It’s a negative interest rate for banks to keep their money with a central bank. It is supposed to discourage banks from hoarding money and stimulate the economy by giving out more loans. Like all things economic there are debates about if it works or not.
But it's not just the rate with the central bank, they're forcing high street banks to prove that their systems can handle negative interest rates for consumer loans and mortgages.
It's obvious that it doesn't work. In order banks be able to lend money it's necessary the existence of business and households that want to spend money instead of saving.
What we are seeing, is the result of using the wrong tool, monetary policy instead of fiscal policy, because ideological reasons.
>What we are seeing, is the result of using the wrong tool, monetary policy instead of fiscal policy, because ideological reasons.
Yeah this is pretty much it. Businesses do benefit from lower interest rates but beyond a certain point they have zero trouble financing the investments they want to make. After that you have to figure out how to convince people to spend money and if people don't have money to begin with you have to give it to them somehow (most likely candidate is government spending).

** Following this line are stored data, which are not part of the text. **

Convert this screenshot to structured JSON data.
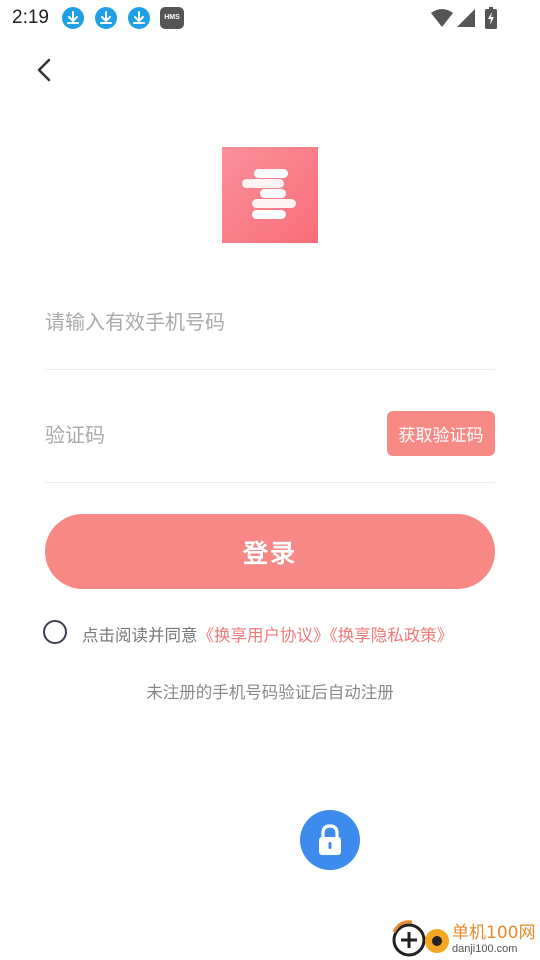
{
  "status_bar": {
    "time": "2:19",
    "icons": [
      "download-icon",
      "download-icon",
      "download-icon",
      "hms-icon",
      "wifi-icon",
      "signal-icon",
      "battery-icon"
    ],
    "hms_label": "HMS"
  },
  "nav": {
    "back_icon": "chevron-left-icon"
  },
  "login": {
    "phone_placeholder": "请输入有效手机号码",
    "code_placeholder": "验证码",
    "get_code_label": "获取验证码",
    "login_label": "登录",
    "agree_prefix": "点击阅读并同意",
    "user_agreement": "《换享用户协议》",
    "privacy_policy": "《换享隐私政策》",
    "register_note": "未注册的手机号码验证后自动注册"
  },
  "watermark": {
    "title": "单机100网",
    "subtitle": "danji100.com"
  },
  "colors": {
    "accent": "#f78886",
    "link": "#ef7a78",
    "lock_button": "#3c8bed",
    "download_badge": "#1ea0e6"
  }
}
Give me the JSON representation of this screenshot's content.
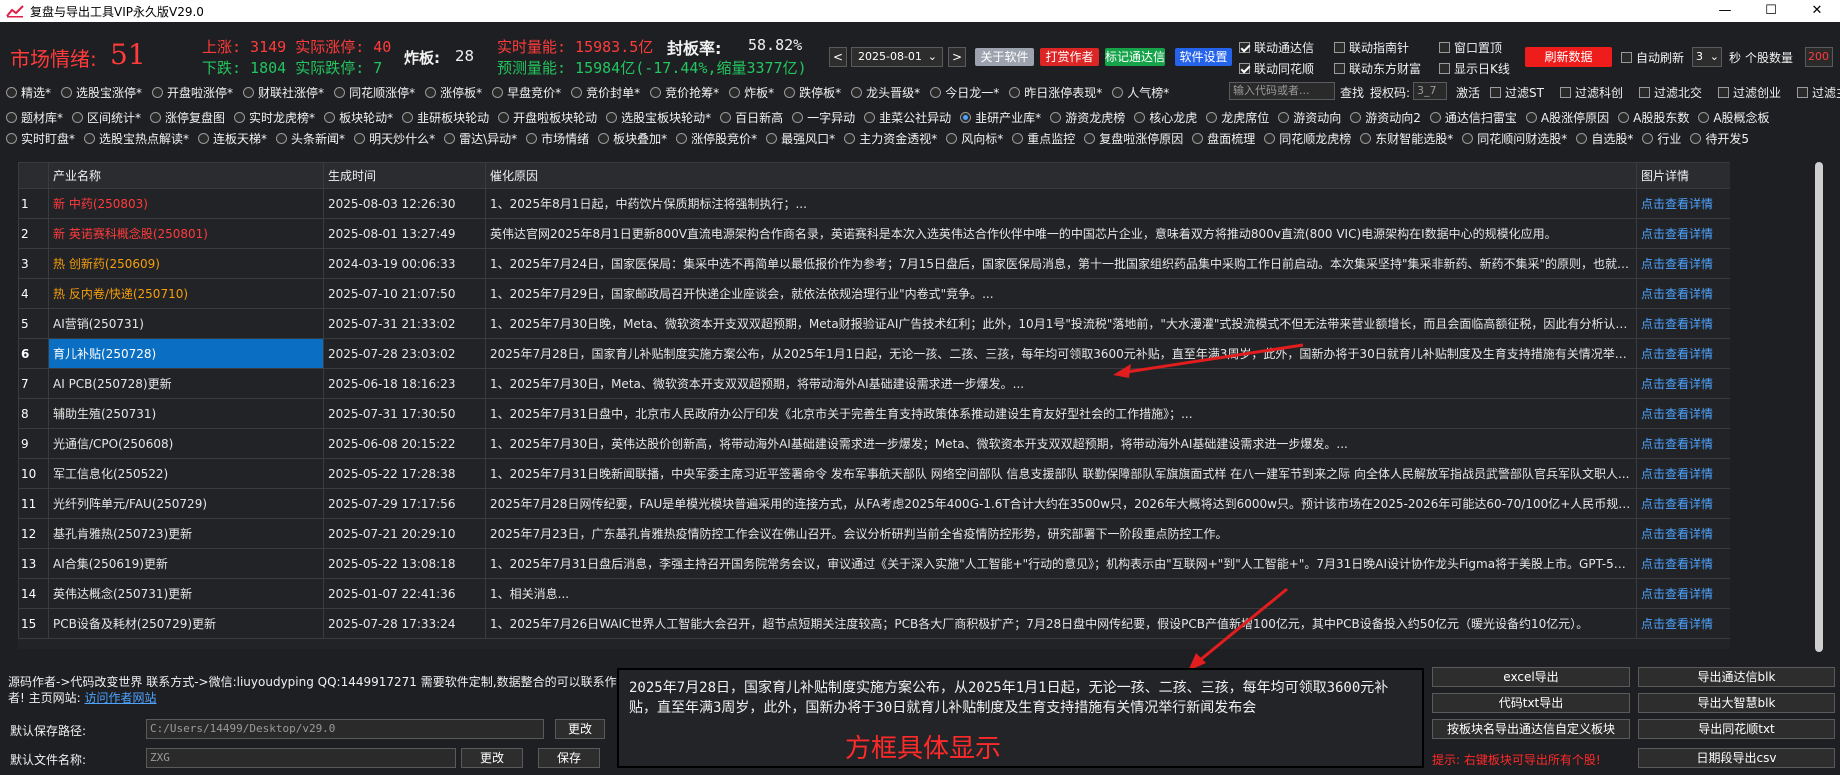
{
  "window": {
    "title": "复盘与导出工具VIP永久版V29.0",
    "controls": [
      "—",
      "☐",
      "✕"
    ]
  },
  "header": {
    "market_sentiment_label": "市场情绪:",
    "market_sentiment_value": "51",
    "up_text": "上涨: 3149  实际涨停: 40",
    "down_text": "下跌: 1804  实际跌停: 7",
    "zhaban_label": "炸板:",
    "zhaban_value": "28",
    "volume_realtime": "实时量能: 15983.5亿",
    "seal_rate_label": "封板率:",
    "seal_rate_value": "58.82%",
    "volume_forecast": "预测量能: 15984亿(-17.44%,缩量3377亿)",
    "date_value": "2025-08-01",
    "buttons": {
      "about": "关于软件",
      "tip": "打赏作者",
      "mark": "标记通达信",
      "settings": "软件设置",
      "refresh": "刷新数据"
    },
    "checks": {
      "link_tdx": "联动通达信",
      "link_zhinan": "联动指南针",
      "window_top": "窗口置顶",
      "link_ths": "联动同花顺",
      "link_dfcf": "联动东方财富",
      "show_kline": "显示日K线",
      "auto_refresh": "自动刷新"
    },
    "interval_value": "3",
    "interval_unit": "秒",
    "count_label": "个股数量",
    "count_value": "200"
  },
  "filters": {
    "row1": [
      "精选*",
      "选股宝涨停*",
      "开盘啦涨停*",
      "财联社涨停*",
      "同花顺涨停*",
      "涨停板*",
      "早盘竞价*",
      "竞价封单*",
      "竞价抢筹*",
      "炸板*",
      "跌停板*",
      "龙头晋级*",
      "今日龙一*",
      "昨日涨停表现*",
      "人气榜*"
    ],
    "search_placeholder": "输入代码或者...",
    "search_button": "查找",
    "auth_label": "授权码:",
    "auth_value": "3_7",
    "activate_label": "激活",
    "row1_right": [
      "过滤ST",
      "过滤科创",
      "过滤北交",
      "过滤创业",
      "过滤主板"
    ],
    "row2": [
      "题材库*",
      "区间统计*",
      "涨停复盘图",
      "实时龙虎榜*",
      "板块轮动*",
      "韭研板块轮动",
      "开盘啦板块轮动",
      "选股宝板块轮动*",
      "百日新高",
      "一字异动",
      "韭菜公社异动",
      "韭研产业库*",
      "游资龙虎榜",
      "核心龙虎",
      "龙虎席位",
      "游资动向",
      "游资动向2",
      "通达信扫雷宝",
      "A股涨停原因",
      "A股股东数",
      "A股概念板"
    ],
    "row3": [
      "实时盯盘*",
      "选股宝热点解读*",
      "连板天梯*",
      "头条新闻*",
      "明天炒什么*",
      "雷达\\异动*",
      "市场情绪",
      "板块叠加*",
      "涨停股竞价*",
      "最强风口*",
      "主力资金透视*",
      "风向标*",
      "重点监控",
      "复盘啦涨停原因",
      "盘面梳理",
      "同花顺龙虎榜",
      "东财智能选股*",
      "同花顺问财选股*",
      "自选股*",
      "行业",
      "待开发5"
    ]
  },
  "table": {
    "columns": [
      "",
      "产业名称",
      "生成时间",
      "催化原因",
      "图片详情"
    ],
    "rows": [
      {
        "idx": "1",
        "name": "新 中药(250803)",
        "time": "2025-08-03 12:26:30",
        "reason": "1、2025年8月1日起，中药饮片保质期标注将强制执行；...",
        "link": "点击查看详情",
        "color": "red"
      },
      {
        "idx": "2",
        "name": "新 英诺赛科概念股(250801)",
        "time": "2025-08-01 13:27:49",
        "reason": "英伟达官网2025年8月1日更新800V直流电源架构合作商名录，英诺赛科是本次入选英伟达合作伙伴中唯一的中国芯片企业，意味着双方将推动800v直流(800 VIC)电源架构在I数据中心的规模化应用。",
        "link": "点击查看详情",
        "color": "red"
      },
      {
        "idx": "3",
        "name": "热 创新药(250609)",
        "time": "2024-03-19 00:06:33",
        "reason": "1、2025年7月24日，国家医保局：集采中选不再简单以最低报价作为参考；7月15日盘后，国家医保局消息，第十一批国家组织药品集中采购工作日前启动。本次集采坚持\"集采非新药、新药不集采\"的原则，也就是...",
        "link": "点击查看详情",
        "color": "orange"
      },
      {
        "idx": "4",
        "name": "热 反内卷/快递(250710)",
        "time": "2025-07-10 21:07:50",
        "reason": "1、2025年7月29日，国家邮政局召开快递企业座谈会，就依法依规治理行业\"内卷式\"竞争。...",
        "link": "点击查看详情",
        "color": "orange"
      },
      {
        "idx": "5",
        "name": "AI营销(250731)",
        "time": "2025-07-31 21:33:02",
        "reason": "1、2025年7月30日晚，Meta、微软资本开支双双超预期，Meta财报验证AI广告技术红利；此外，10月1号\"投流税\"落地前，\"大水漫灌\"式投流模式不但无法带来营业额增长，而且会面临高额征税，因此有分析认为...",
        "link": "点击查看详情",
        "color": ""
      },
      {
        "idx": "6",
        "name": "育儿补贴(250728)",
        "time": "2025-07-28 23:03:02",
        "reason": "2025年7月28日，国家育儿补贴制度实施方案公布，从2025年1月1日起，无论一孩、二孩、三孩，每年均可领取3600元补贴，直至年满3周岁，此外，国新办将于30日就育儿补贴制度及生育支持措施有关情况举行...",
        "link": "点击查看详情",
        "color": "",
        "selected": true
      },
      {
        "idx": "7",
        "name": "AI PCB(250728)更新",
        "time": "2025-06-18 18:16:23",
        "reason": "1、2025年7月30日，Meta、微软资本开支双双超预期，将带动海外AI基础建设需求进一步爆发。...",
        "link": "点击查看详情",
        "color": ""
      },
      {
        "idx": "8",
        "name": "辅助生殖(250731)",
        "time": "2025-07-31 17:30:50",
        "reason": "1、2025年7月31日盘中，北京市人民政府办公厅印发《北京市关于完善生育支持政策体系推动建设生育友好型社会的工作措施》；...",
        "link": "点击查看详情",
        "color": ""
      },
      {
        "idx": "9",
        "name": "光通信/CPO(250608)",
        "time": "2025-06-08 20:15:22",
        "reason": "1、2025年7月30日，英伟达股价创新高，将带动海外AI基础建设需求进一步爆发；Meta、微软资本开支双双超预期，将带动海外AI基础建设需求进一步爆发。...",
        "link": "点击查看详情",
        "color": ""
      },
      {
        "idx": "10",
        "name": "军工信息化(250522)",
        "time": "2025-05-22 17:28:38",
        "reason": "1、2025年7月31日晚新闻联播，中央军委主席习近平签署命令 发布军事航天部队 网络空间部队 信息支援部队 联勤保障部队军旗旗面式样 在八一建军节到来之际 向全体人民解放军指战员武警部队官兵军队文职人...",
        "link": "点击查看详情",
        "color": ""
      },
      {
        "idx": "11",
        "name": "光纤列阵单元/FAU(250729)",
        "time": "2025-07-29 17:17:56",
        "reason": "2025年7月28日网传纪要，FAU是单模光模块普遍采用的连接方式，从FA考虑2025年400G-1.6T合计大约在3500w只，2026年大概将达到6000w只。预计该市场在2025-2026年可能达60-70/100亿+人民币规模，...",
        "link": "点击查看详情",
        "color": ""
      },
      {
        "idx": "12",
        "name": "基孔肯雅热(250723)更新",
        "time": "2025-07-21 20:29:10",
        "reason": "2025年7月23日，广东基孔肯雅热疫情防控工作会议在佛山召开。会议分析研判当前全省疫情防控形势，研究部署下一阶段重点防控工作。",
        "link": "点击查看详情",
        "color": ""
      },
      {
        "idx": "13",
        "name": "AI合集(250619)更新",
        "time": "2025-05-22 13:08:18",
        "reason": "1、2025年7月31日盘后消息，李强主持召开国务院常务会议，审议通过《关于深入实施\"人工智能+\"行动的意见》；机构表示由\"互联网+\"到\"人工智能+\"。7月31日晚AI设计协作龙头Figma将于美股上市。GPT-5有...",
        "link": "点击查看详情",
        "color": ""
      },
      {
        "idx": "14",
        "name": "英伟达概念(250731)更新",
        "time": "2025-01-07 22:41:36",
        "reason": "1、相关消息...",
        "link": "点击查看详情",
        "color": ""
      },
      {
        "idx": "15",
        "name": "PCB设备及耗材(250729)更新",
        "time": "2025-07-28 17:33:24",
        "reason": "1、2025年7月26日WAIC世界人工智能大会召开，超节点短期关注度较高；PCB各大厂商积极扩产；7月28日盘中网传纪要，假设PCB产值新增100亿元，其中PCB设备投入约50亿元（暖光设备约10亿元）。",
        "link": "点击查看详情",
        "color": ""
      }
    ]
  },
  "footer": {
    "author_line1": "源码作者->代码改变世界 联系方式->微信:liuyoudyping QQ:1449917271 需要软件定制,数据整合的可以联系作",
    "author_line2_prefix": "者! 主页网站:",
    "author_link": "访问作者网站",
    "save_path_label": "默认保存路径:",
    "save_path_value": "C:/Users/14499/Desktop/v29.0",
    "change_button": "更改",
    "file_name_label": "默认文件名称:",
    "file_name_value": "ZXG",
    "change_button2": "更改",
    "save_button": "保存",
    "detail_text": "2025年7月28日，国家育儿补贴制度实施方案公布，从2025年1月1日起，无论一孩、二孩、三孩，每年均可领取3600元补贴，直至年满3周岁，此外，国新办将于30日就育儿补贴制度及生育支持措施有关情况举行新闻发布会",
    "detail_caption": "方框具体显示",
    "export_buttons": [
      "excel导出",
      "导出通达信blk",
      "代码txt导出",
      "导出大智慧blk",
      "按板块名导出通达信自定义板块",
      "导出同花顺txt",
      "日期段导出csv"
    ],
    "hint": "提示: 右键板块可导出所有个股!"
  }
}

That’s the idea, yes. But it should be pretty obvious that it doesn’t work, for the same reasons QE doesn’t. Because banks can’t actually ‘loan out from reserves’ to their customers (they can loan reserves to other banks, but can’t to anyone who doesn’t have an account with the central bank). It actually can’t be made to work in terms of accounting operations. The role of reserves is settling transfers, so the bank obviously needs to have them as part of the process, but that happens later, after the loan is written (which creates the asset (loan) and liability (deposit) on the bank’s balance sheet). So having excess reserves doesn’t really increase the bank’s ability to extend more loans anyway, and taxing reserves just makes the bank want to buy more equities to get a positive rate.